Design of a Novel, High-Density, High-Speed 10 kV SiC MOSFET Module
High-density packaging of fast switching power semiconductors typically requires low thermal resistance and parasitic inductance. High-density packaging of high-voltage semiconductors, such as 10 kV silicon-carbide (SiC) metal-oxide semiconductor field-effect transistor (MOSFETs), has the added challenge of maintaining low electric field concentration in order to prevent premature dielectric breakdown. This work proposes a wirebondless sandwich structure with embedded decoupling capacitors and stacked ceramic substrates in order to achieve a high-density module capable of high speed switching with low electric field concentration and electromagnetic interference. This is the first time these advanced packaging techniques have been applied to a 10 kV SiC MOSFET module.
Fig. 1 shows the designed half-bridge module, which has three 10 kV, 350 m&Omega die in parallel per switch position for a total module current of 54 A. The module has a planar structure, using molybdenum (Mo) posts and direct-bonded aluminum (DBA) substrates as the die interconnection instead of wirebonds. This type of structure allows for a higher power density, reduces the parasitic inductances and capacitances in the module, and increases the energy absorption capability (e.g. during faults). This structure also allows decoupling capacitors to be embedded within the module to further improve the dynamic performance. Furthermore, the embedded capacitors and stacked DBA structure can be used to form an integrated screen that diverts some of the generated common-mode current back to the dc bus (Fig. 1). The total module footprint is 35.2 mm × 74.3 mm × 11.4 mm without the housing, giving a power density of 18.1 W/mm3. For reference, the power density of Wolfspeeds 10 kV, 240 A SiC MOSFET module is 4.2 W/mm3, including the housing.

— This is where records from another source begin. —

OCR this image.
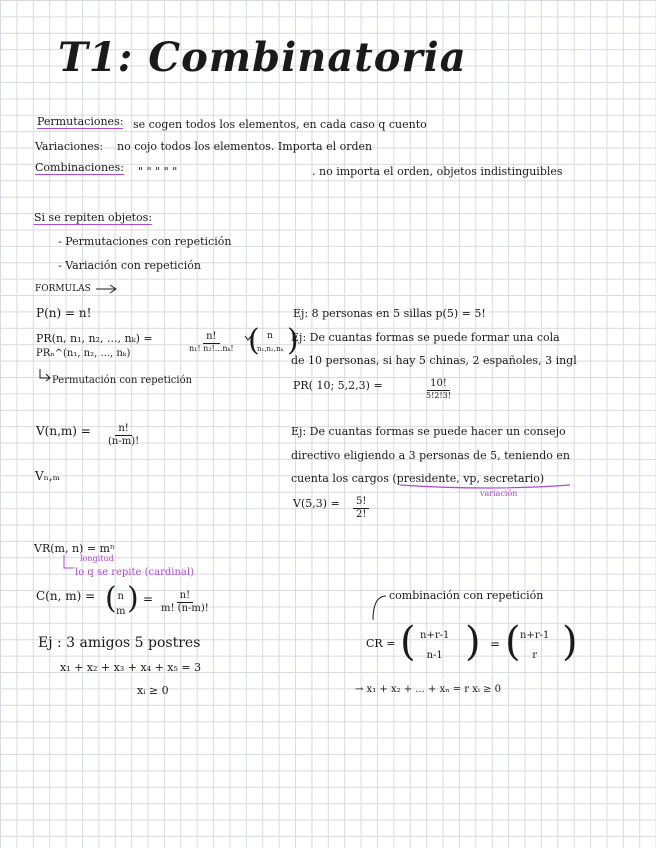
T1: Combinatoria
Permutaciones: se cogen todos los elementos, en cada caso q cuento
Variaciones: no cojo todos los elementos. Importa el orden
Combinaciones: " " " " "	. no importa el orden, objetos indistinguibles
Si se repiten objetos:
- Permutaciones con repetición
- Variación con repetición
FORMULAS
P(n) = n!
PR(n, n₁, n₂, ..., nₖ) =	n!
n₁! n₂!...nₖ! ( n
n₁,n₂,nₖ )
PRₙ^(n₁, n₂, ..., nₖ)
Permutación con repetición
$V(n,m) = \frac{n!}{(n-m)!}$
Vₙ,ₘ
VR(m, n) = mⁿ
longitud
lo q se repite (cardinal)
C(n, m) = ( n
m ) = $\frac{n!}{m! (n-m)!}$
Ej: 8 personas en 5 sillas p(5) = 5!
Ej: De cuantas formas se puede formar una cola
de 10 personas, si hay 5 chinas, 2 españoles, 3 ingl
PR( 10; 5,2,3) =	10!
5!2!3!
Ej: De cuantas formas se puede hacer un consejo
directivo eligiendo a 3 personas de 5, teniendo en
cuenta los cargos (presidente, vp, secretario)
variación
$V(5,3) = \frac{5!}{2!}$
Ej : 3 amigos 5 postres
x₁ + x₂ + x₃ + x₄ + x₅ = 3
xᵢ ≥ 0
combinación con repetición
CR = ( n+r-1
n-1 ) = ( n+r-1
r )
→ x₁ + x₂ + ... + xₙ = r xᵢ ≥ 0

According to ANSYS Q3D Extractor, the gate-loop inductance for each MOSFET die is 3.8 nH. For the power loop, the total parasitic inductance is 4.4 nH with the embedded decoupling capacitors. In order to address the enhanced electric fields associated with a high-voltage, high-density package, two DBAs are stacked on top of each other. By stacking two DBAs, the electric fields both within the ceramic and at the critical triple points, which, in this case, are where the ceramic, metal, and encapsulation meet, are drastically reduced. A pressure-assisted silver-sintering process was developed for bonding the 50 mm × 50 mm substrates. Due to the need for a low thermal resistance of the bonding layer under the die, X-ray scans were performed on the sample (Fig. 2). From these images, no large voids could be observed in the regions where the die will be placed (indicated by the dashed red boxes). Pressureless silver sintering is used for the die and Mo post attach. Solder paste is used to connect the Mo posts to the top DBA substrate in order to provide some compliance and offset any height non-uniformity of the structure.